Tlajomulco to enlarge treatment plants as part of effort to clean up Cajititlán
After at least three years of political bickering, scientific studies and a lot of dead fish, there is a move toward cleaning up the Cajititlán lagoon near Guadalajara.
The municipality of Tlajomulco de Zúñiga has announced a “historical” investment of 180 million pesos (US $10.5 million) to increase the capacity of three wastewater treatment plants, construct wetlands, install aerators and build a floodgate to drain excess water. The lagoon has seen massive die-offs of fish in the past few years. The most recent was in August, when 40 tonnes of dead fish, a species known as popocha, were reported floating on the surface.
In 2014, it was estimated that dead fish totaled as much as 400 tonnes.
While a previous municipal administration had claimed the dead fish were a normal, cyclical event caused by insufficient oxygen in the water, the state took a different view: water pollution was seen as the problem.

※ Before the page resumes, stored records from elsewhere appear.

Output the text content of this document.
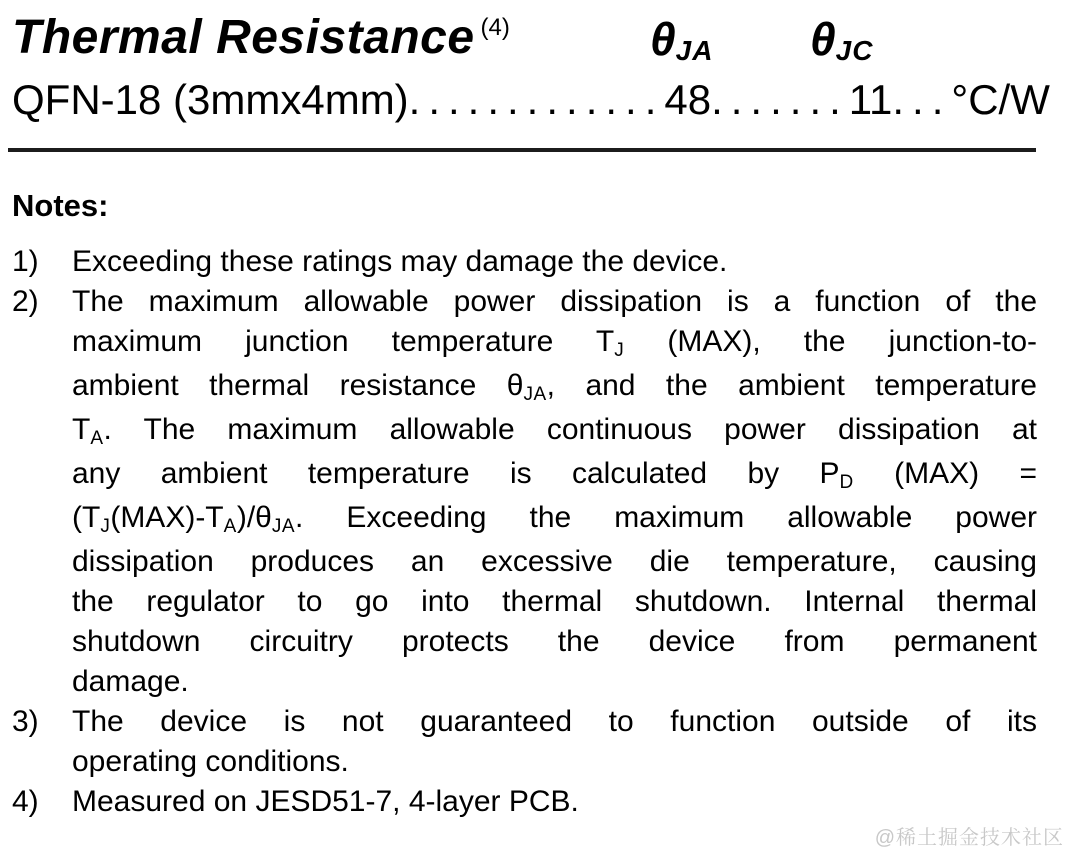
Thermal Resistance (4)	θJA θJC
QFN-18 (3mmx4mm).............48.......11...°C/W
Notes:
1)	Exceeding these ratings may damage the device.
2)	The maximum allowable power dissipation is a function of the
maximum junction temperature TJ (MAX), the junction-to-
ambient thermal resistance θJA, and the ambient temperature
TA. The maximum allowable continuous power dissipation at
any ambient temperature is calculated by PD (MAX) =
(TJ(MAX)-TA)/θJA. Exceeding the maximum allowable power
dissipation produces an excessive die temperature, causing
the regulator to go into thermal shutdown. Internal thermal
shutdown circuitry protects the device from permanent
damage.
3)	The device is not guaranteed to function outside of its
operating conditions.
4)	Measured on JESD51-7, 4-layer PCB.
@稀土掘金技术社区
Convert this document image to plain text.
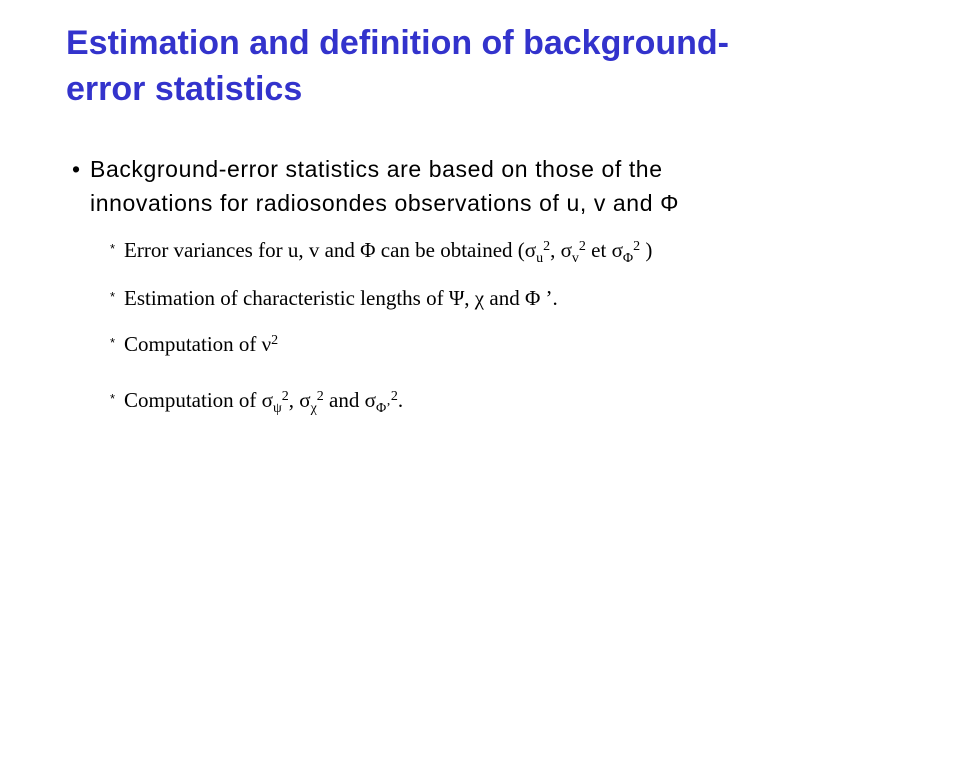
Estimation and definition of background-
error statistics
• Background-error statistics are based on those of the
innovations for radiosondes observations of u, v and Φ
* Error variances for u, v and Φ can be obtained ($\sigma_u^2$, $\sigma_v^2$ et $\sigma_\Phi^2$ )
* Estimation of characteristic lengths of Ψ, χ and Φ ’.
* Computation of $\nu^2$
* Computation of $\sigma_\psi^2$, $\sigma_\chi^2$ and $\sigma_{\Phi’}^2$.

Disagreement was fueled to some degree by the fact that the municipal government was elected under the banner of the Citizens’ Movement party. The state of Jalisco, meanwhile, was governed by the Institutional Revolutionary Party.
However, the feds got involved earlier this year when the environmental agency Profepa issued several recommendations to the municipality, warning it was urgent that the lake’s water quality be addressed.
Improving the functioning of the treatment plants, located in the communities of Cajititlán, San Miguel Cuyutlán and San Juan Evangelista, was one of the recommendations.
Also planned by the municipality is a composting system whose primary material will be the dead fish that pop up every year. It is anticipated that the system will produce 6,000 tonnes of organic compost annually.